How do the weights translate to probabilities? What is the meaning of tensor([1, 2]) and why the second example gives error?

By default torch.multinomial will use replacement=False.
Since only two weights are positive in your example, you won’t be able to draw 4 samples with this setup.
Using torch.multinomial(weights, 4, replacement=True) will work on the other hand.

The returned tensor will give you the samples indices. In your code example you would sample index1 and index2.

What I don’t understand is how can I get the same thing as np.random.multinomial(20, [1/6.]*6, size=1) using torch.multinomial.

If I try

>>> weights = torch.tensor([1/6.]*6, dtype=torch.float)
>>> torch.multinomial(weights, 6)
tensor([4, 2, 1, 0, 5, 3])

It has a different interpretation than the numpy’s result (see my dice example): the pytorch returns shuffled indices (?) which doesn’t make much sense to me.

Also, I would like to understand how the weights w1, w2, … (e.g. weights [0, 10, 3, 0]) translate to probabilities p1, p2, … in multinomial distribution:

multinomial

3 Likes

torch.multinomial will return the drawn indices, while numpy returns the count of the drawn samples.
To get the count, you could use unique(return_counts=True):

weights = torch.tensor([1/6.]*6, dtype=torch.float)
out = torch.multinomial(weights, 20, replacement=True)
out_count = out.unique(return_counts=True)[1]

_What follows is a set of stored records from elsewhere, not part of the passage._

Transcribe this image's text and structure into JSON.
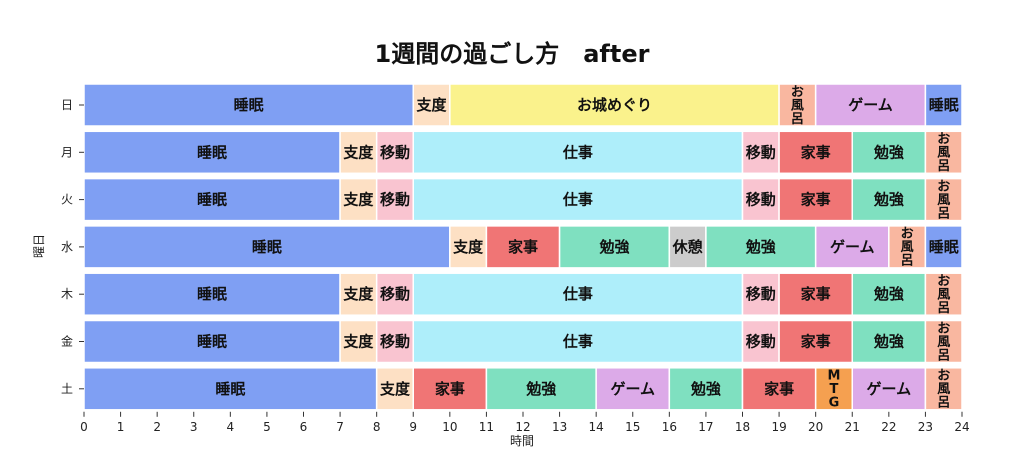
{
  "chart_data": {
    "type": "bar",
    "orientation": "horizontal",
    "stacked": true,
    "title": "1週間の過ごし方　after",
    "xlabel": "時間",
    "ylabel": "曜日",
    "xlim": [
      0,
      24
    ],
    "x_ticks": [
      0,
      1,
      2,
      3,
      4,
      5,
      6,
      7,
      8,
      9,
      10,
      11,
      12,
      13,
      14,
      15,
      16,
      17,
      18,
      19,
      20,
      21,
      22,
      23,
      24
    ],
    "grid": false,
    "legend": "none",
    "categories": [
      "日",
      "月",
      "火",
      "水",
      "木",
      "金",
      "土"
    ],
    "activity_colors": {
      "睡眠": "#7f9ff3",
      "支度": "#fde0c4",
      "お城めぐり": "#faf28c",
      "お風呂": "#f9b7a0",
      "ゲーム": "#dcaae8",
      "仕事": "#aeeefa",
      "移動": "#f9c4d0",
      "家事": "#f07575",
      "勉強": "#7fe0c0",
      "休憩": "#cccccc",
      "MTG": "#f5a050"
    },
    "rows": [
      {
        "day": "日",
        "segments": [
          {
            "label": "睡眠",
            "start": 0,
            "end": 9
          },
          {
            "label": "支度",
            "start": 9,
            "end": 10
          },
          {
            "label": "お城めぐり",
            "start": 10,
            "end": 19
          },
          {
            "label": "お風呂",
            "start": 19,
            "end": 20
          },
          {
            "label": "ゲーム",
            "start": 20,
            "end": 23
          },
          {
            "label": "睡眠",
            "start": 23,
            "end": 24
          }
        ]
      },
      {
        "day": "月",
        "segments": [
          {
            "label": "睡眠",
            "start": 0,
            "end": 7
          },
          {
            "label": "支度",
            "start": 7,
            "end": 8
          },
          {
            "label": "移動",
            "start": 8,
            "end": 9
          },
          {
            "label": "仕事",
            "start": 9,
            "end": 18
          },
          {
            "label": "移動",
            "start": 18,
            "end": 19
          },
          {
            "label": "家事",
            "start": 19,
            "end": 21
          },
          {
            "label": "勉強",
            "start": 21,
            "end": 23
          },
          {
            "label": "お風呂",
            "start": 23,
            "end": 24
          }
        ]
      },
      {
        "day": "火",
        "segments": [
          {
            "label": "睡眠",
            "start": 0,
            "end": 7
          },
          {
            "label": "支度",
            "start": 7,
            "end": 8
          },
          {
            "label": "移動",
            "start": 8,
            "end": 9
          },
          {
            "label": "仕事",
            "start": 9,
            "end": 18
          },
          {
            "label": "移動",
            "start": 18,
            "end": 19
          },
          {
            "label": "家事",
            "start": 19,
            "end": 21
          },
          {
            "label": "勉強",
            "start": 21,
            "end": 23
          },
          {
            "label": "お風呂",
            "start": 23,
            "end": 24
          }
        ]
      },
      {
        "day": "水",
        "segments": [
          {
            "label": "睡眠",
            "start": 0,
            "end": 10
          },
          {
            "label": "支度",
            "start": 10,
            "end": 11
          },
          {
            "label": "家事",
            "start": 11,
            "end": 13
          },
          {
            "label": "勉強",
            "start": 13,
            "end": 16
          },
          {
            "label": "休憩",
            "start": 16,
            "end": 17
          },
          {
            "label": "勉強",
            "start": 17,
            "end": 20
          },
          {
            "label": "ゲーム",
            "start": 20,
            "end": 22
          },
          {
            "label": "お風呂",
            "start": 22,
            "end": 23
          },
          {
            "label": "睡眠",
            "start": 23,
            "end": 24
          }
        ]
      },
      {
        "day": "木",
        "segments": [
          {
            "label": "睡眠",
            "start": 0,
            "end": 7
          },
          {
            "label": "支度",
            "start": 7,
            "end": 8
          },
          {
            "label": "移動",
            "start": 8,
            "end": 9
          },
          {
            "label": "仕事",
            "start": 9,
            "end": 18
          },
          {
            "label": "移動",
            "start": 18,
            "end": 19
          },
          {
            "label": "家事",
            "start": 19,
            "end": 21
          },
          {
            "label": "勉強",
            "start": 21,
            "end": 23
          },
          {
            "label": "お風呂",
            "start": 23,
            "end": 24
          }
        ]
      },
      {
        "day": "金",
        "segments": [
          {
            "label": "睡眠",
            "start": 0,
            "end": 7
          },
          {
            "label": "支度",
            "start": 7,
            "end": 8
          },
          {
            "label": "移動",
            "start": 8,
            "end": 9
          },
          {
            "label": "仕事",
            "start": 9,
            "end": 18
          },
          {
            "label": "移動",
            "start": 18,
            "end": 19
          },
          {
            "label": "家事",
            "start": 19,
            "end": 21
          },
          {
            "label": "勉強",
            "start": 21,
            "end": 23
          },
          {
            "label": "お風呂",
            "start": 23,
            "end": 24
          }
        ]
      },
      {
        "day": "土",
        "segments": [
          {
            "label": "睡眠",
            "start": 0,
            "end": 8
          },
          {
            "label": "支度",
            "start": 8,
            "end": 9
          },
          {
            "label": "家事",
            "start": 9,
            "end": 11
          },
          {
            "label": "勉強",
            "start": 11,
            "end": 14
          },
          {
            "label": "ゲーム",
            "start": 14,
            "end": 16
          },
          {
            "label": "勉強",
            "start": 16,
            "end": 18
          },
          {
            "label": "家事",
            "start": 18,
            "end": 20
          },
          {
            "label": "MTG",
            "start": 20,
            "end": 21
          },
          {
            "label": "ゲーム",
            "start": 21,
            "end": 23
          },
          {
            "label": "お風呂",
            "start": 23,
            "end": 24
          }
        ]
      }
    ]
  }
}
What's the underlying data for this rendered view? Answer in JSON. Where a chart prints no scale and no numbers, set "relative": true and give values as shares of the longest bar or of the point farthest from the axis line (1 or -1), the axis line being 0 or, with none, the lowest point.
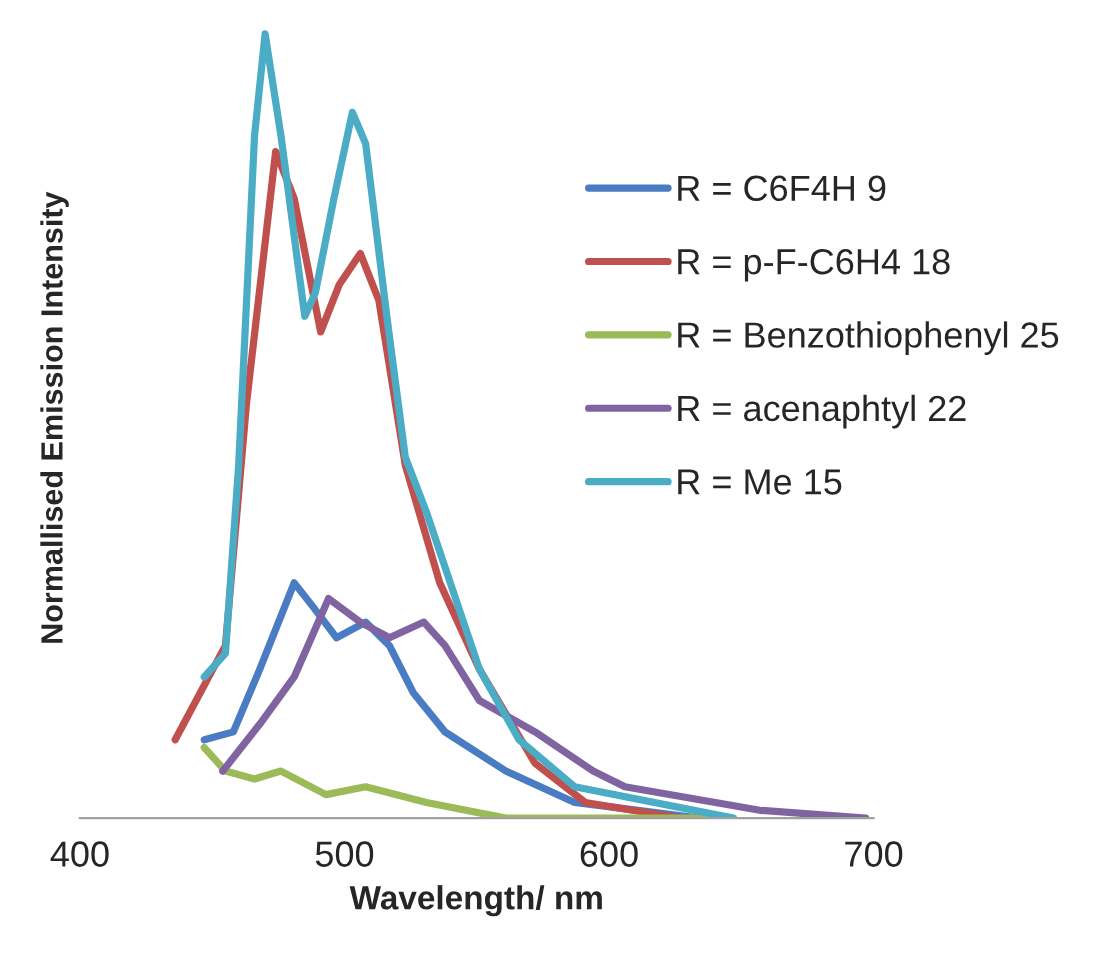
{
  "chart_data": {
    "type": "line",
    "relative": true,
    "xlabel": "Wavelength/ nm",
    "ylabel": "Normallised Emission Intensity",
    "xlim": [
      400,
      700
    ],
    "xticks": [
      400,
      500,
      600,
      700
    ],
    "grid": false,
    "legend": "right",
    "marker": "none",
    "line_style": "solid",
    "series": [
      {
        "name": "R = C6F4H 9",
        "color": "#4a7cc4",
        "x": [
          447,
          458,
          468,
          481,
          488,
          497,
          508,
          517,
          526,
          538,
          561,
          587,
          634
        ],
        "values": [
          0.1,
          0.11,
          0.19,
          0.3,
          0.27,
          0.23,
          0.25,
          0.22,
          0.16,
          0.11,
          0.06,
          0.02,
          0.0
        ]
      },
      {
        "name": "R = p-F-C6H4 18",
        "color": "#c0504d",
        "x": [
          436,
          455,
          463,
          474,
          481,
          491,
          498,
          506,
          513,
          523,
          536,
          551,
          572,
          591,
          627
        ],
        "values": [
          0.1,
          0.22,
          0.53,
          0.85,
          0.79,
          0.62,
          0.68,
          0.72,
          0.66,
          0.45,
          0.3,
          0.19,
          0.07,
          0.02,
          0.0
        ]
      },
      {
        "name": "R = Benzothiophenyl 25",
        "color": "#9bbb59",
        "x": [
          447,
          455,
          466,
          476,
          493,
          508,
          531,
          561,
          640
        ],
        "values": [
          0.09,
          0.06,
          0.05,
          0.06,
          0.03,
          0.04,
          0.02,
          0.0,
          0.0
        ]
      },
      {
        "name": "R = acenaphtyl 22",
        "color": "#8064a2",
        "x": [
          454,
          468,
          481,
          494,
          506,
          517,
          530,
          538,
          551,
          572,
          594,
          606,
          657,
          697
        ],
        "values": [
          0.06,
          0.12,
          0.18,
          0.28,
          0.25,
          0.23,
          0.25,
          0.22,
          0.15,
          0.11,
          0.06,
          0.04,
          0.01,
          0.0
        ]
      },
      {
        "name": "R = Me 15",
        "color": "#4bacc6",
        "x": [
          447,
          455,
          460,
          466,
          470,
          476,
          485,
          489,
          496,
          503,
          508,
          516,
          523,
          531,
          538,
          551,
          566,
          587,
          647
        ],
        "values": [
          0.18,
          0.21,
          0.45,
          0.87,
          1.0,
          0.87,
          0.64,
          0.67,
          0.79,
          0.9,
          0.86,
          0.64,
          0.46,
          0.39,
          0.32,
          0.19,
          0.1,
          0.04,
          0.0
        ]
      }
    ]
  }
}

The passed weights argument will be normalized to create a probability distribution.

2 Likes

Thanks ptrblck! I also found that torch.distributions.Multinomial does what I want more directly:

m = torch.distributions.Multinomial(20, torch.tensor([1/6]*6))
m.sample()

I am still not sure how to work with weights (not probabilities) though. Using the previous example weights = torch.tensor([0, 10, 3, 0], dtype=torch.float) we have w1 = 0, w2 = 10, w3 = 3, w4 = 0. Are the probabilities p1 = 0, p2 = 10/13, p3 = 3/13, p4 = 0 in this case?

2 Likes

Yes, I think your understanding is correct.
If I’m not mistaken, the weights are simply normalized such that their sum equals to 1.